Exercise, networking, and ongoing learning

“Although our mechanistic experiments were conducted in mice, earlier research has revealed that ageing reduces CaMKII’s nitrosylation in both mice and humans. Pharmacological therapies should be able to boost CaMKII’s nitrosylation and so reduce the cognitive losses related to normal ageing, according to Dr. Bayer.

While there are currently no such treatments, research is being done, as Dr. Bayer stated: “This needs further research/development, but there are actually candidate approaches — such as inhibitors of GSNOR, an enzyme that limits nitric oxide bioavailability, and that is higher expressed with aging.”

The second study, however, suggests that we might not have to wait for pharmacological treatments to stop cognitive ageing. Prof. Frenguelli provided an explanation of why lifestyle enrichment should be effective in both humans and mice.

A key brain growth factor (BDNF), which activates MSK1, has been implicated in both rodents and humans as being important for these benefits,” he said.

By identifying key molecules involved in this process, this offers opportunities to explore and exploit these molecules as drug targets,” the author continued.

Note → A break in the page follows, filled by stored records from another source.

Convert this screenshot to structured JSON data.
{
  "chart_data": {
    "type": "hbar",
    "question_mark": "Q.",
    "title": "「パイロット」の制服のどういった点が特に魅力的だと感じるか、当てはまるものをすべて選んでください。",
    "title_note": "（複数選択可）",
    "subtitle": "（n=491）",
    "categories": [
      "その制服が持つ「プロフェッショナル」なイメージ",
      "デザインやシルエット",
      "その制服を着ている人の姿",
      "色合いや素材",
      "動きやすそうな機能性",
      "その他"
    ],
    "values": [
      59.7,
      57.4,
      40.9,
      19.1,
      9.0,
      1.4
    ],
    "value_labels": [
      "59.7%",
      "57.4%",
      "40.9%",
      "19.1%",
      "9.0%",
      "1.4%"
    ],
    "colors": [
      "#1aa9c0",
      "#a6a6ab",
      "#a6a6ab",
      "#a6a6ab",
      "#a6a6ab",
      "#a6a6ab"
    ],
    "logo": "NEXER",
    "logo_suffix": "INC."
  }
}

And he added that you can never be too old to reap the benefits of physical activity, interpersonal contact, and mental stimulation: “Our recent findings show that these benefits occur even in very old mice (equivalent to 70s in humans), meaning that it’s never too late to offer and engage in such enrichment activities to elderly people.”

How do medical professionals spot cognitive decline?

If you’re unsure if you’re exhibiting usual ageing symptoms or cognitive decline indications, a doctor can help. For a quick self-screening exam to look for signs of cognitive deterioration, they might provide you.

Other screening exams, such as the Self-Administered Gerocognitive Examination (SAGE),

You can use a variety of screen tests to look for indicators of cognitive impairment. These exams typically last between three and fifteen minutes. They consist of:

  • Self-Administered Gerocognitive Examination (SAGE)
  • AD8 Dementia Screening Interview
  • Quick Dementia Rating System (QDRS)
  • Mini-Cog

One of the most popular screening exams is SAGE. The test is available for download online, and you can take it offline. You might even finish it off at a doctor’s office.

SAGE is unique from the other tests because it is a little bit more complicated. According to a 2022 study, SAGE identified cognitive impairment in MCI patients six months earlier than the MMSE, another popular test. A review from 2021 found that SAGE delivers the right answer 79% of the time.

Please take note that these brief tests alone cannot identify cognitive impairment or dementia. A doctor may need to conduct a more complete evaluation if your score starts to fall.